Personne. On était coupé de tout. J’ai vu le Général une fois lors d’un Conseil des ministres exceptionnel où il a dit : « On n’arrête pas un torrent avec les mains. Je vais m’adresser au pays pour lui proposer un référendum. Qu’en pensez-vous ? » Il a fait un tour de table. Tout le monde était pour le référendum. Je crois que j’étais le 7e et je lui ai dit : « Je crois que c’est une erreur. D’abord vous ne pourrez pas le faire. La situation est telle qu’il suffit que deux communes foutent les urnes en l’air pour que votre référendum soit nul. Je crois qu’il faudrait dissoudre l’Assemblée ». Edgar Faure a été le seul de mon avis.  Il a donc été décidé qu’il s’adresserait au pays. Le lendemain de son allocution, je reçois un coup de téléphone des aides de camp me demandant de venir voir le Général. Il était en jaquette car il venait de recevoir les lettres de créances de l’ambassadeur américain. Il m’a demandé ce que j’avais pensé de son intervention. Je lui ai dit : « Mon Général, très franchement, c’était un bide. C’était mauvais. Vous n’y croyez pas, ça se sentait ».  Je lui ai refait ma démonstration comme quoi j’étais contre le référendum. Il m’a dit : « Vous savez au fond, il faut bien que j’ai une raison de foutre le camp ». Je lui ai dit que ce n’était pas une révolution.
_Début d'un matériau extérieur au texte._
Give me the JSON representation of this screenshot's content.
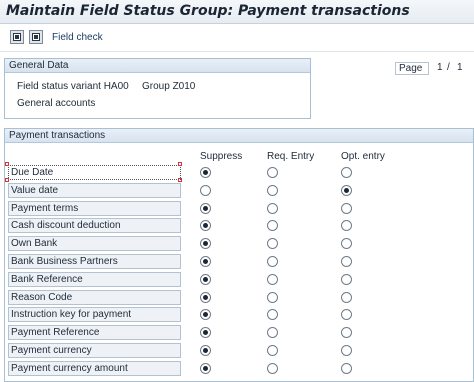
{
  "window": {
    "title": "Maintain Field Status Group: Payment transactions"
  },
  "toolbar": {
    "buttons": [
      {
        "icon": "save-icon"
      },
      {
        "icon": "document-icon"
      }
    ],
    "field_check_label": "Field check"
  },
  "general_data": {
    "header": "General Data",
    "field_status_variant": "Field status variant HA00",
    "group": "Group Z010",
    "description": "General accounts"
  },
  "pager": {
    "label": "Page",
    "current": "1",
    "separator": "/",
    "total": "1"
  },
  "payment_transactions": {
    "header": "Payment transactions",
    "columns": [
      "Suppress",
      "Req. Entry",
      "Opt. entry"
    ],
    "rows": [
      {
        "label": "Due Date",
        "selected": "Suppress"
      },
      {
        "label": "Value date",
        "selected": "Opt. entry"
      },
      {
        "label": "Payment terms",
        "selected": "Suppress"
      },
      {
        "label": "Cash discount deduction",
        "selected": "Suppress"
      },
      {
        "label": "Own Bank",
        "selected": "Suppress"
      },
      {
        "label": "Bank Business Partners",
        "selected": "Suppress"
      },
      {
        "label": "Bank Reference",
        "selected": "Suppress"
      },
      {
        "label": "Reason Code",
        "selected": "Suppress"
      },
      {
        "label": "Instruction key for payment",
        "selected": "Suppress"
      },
      {
        "label": "Payment Reference",
        "selected": "Suppress"
      },
      {
        "label": "Payment currency",
        "selected": "Suppress"
      },
      {
        "label": "Payment currency amount",
        "selected": "Suppress"
      }
    ]
  }
}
Que s’il continuait comme ça avec ce mauvais laïus, il remettrait ses pouvoirs à Mendès ou à Mitterrand. Il s’est levé comme un fou et m’a dit : « Eh bien, je reste ». En me raccompagnant à la porte de son bureau, il m’a pris le bras en me disant : « Merci mon petit ». Je suis resté sur le cul. Les aides de camp m’ont dit qu’il ne voyait personne. J’ai téléphoné à Messmer pour lui raconter mon entrevue et lui demander de l’aider en demandant un rendez-vous. Et Messmer a pu le voir en fin de journée.

Qu’avez-vous pensé de sa relation finale avec Pompidou ?

C’était très curieux. La déclaration de Rome, Pompidou l’a faite dans des conditions qu’on comprend tout à  fait. Il n’y avait rien de mal à dire : si de Gaulle ne se présente pas, je serai candidat. De Gaulle n’a pas admis cela. Je crois que c’est le phénomène de l’âge.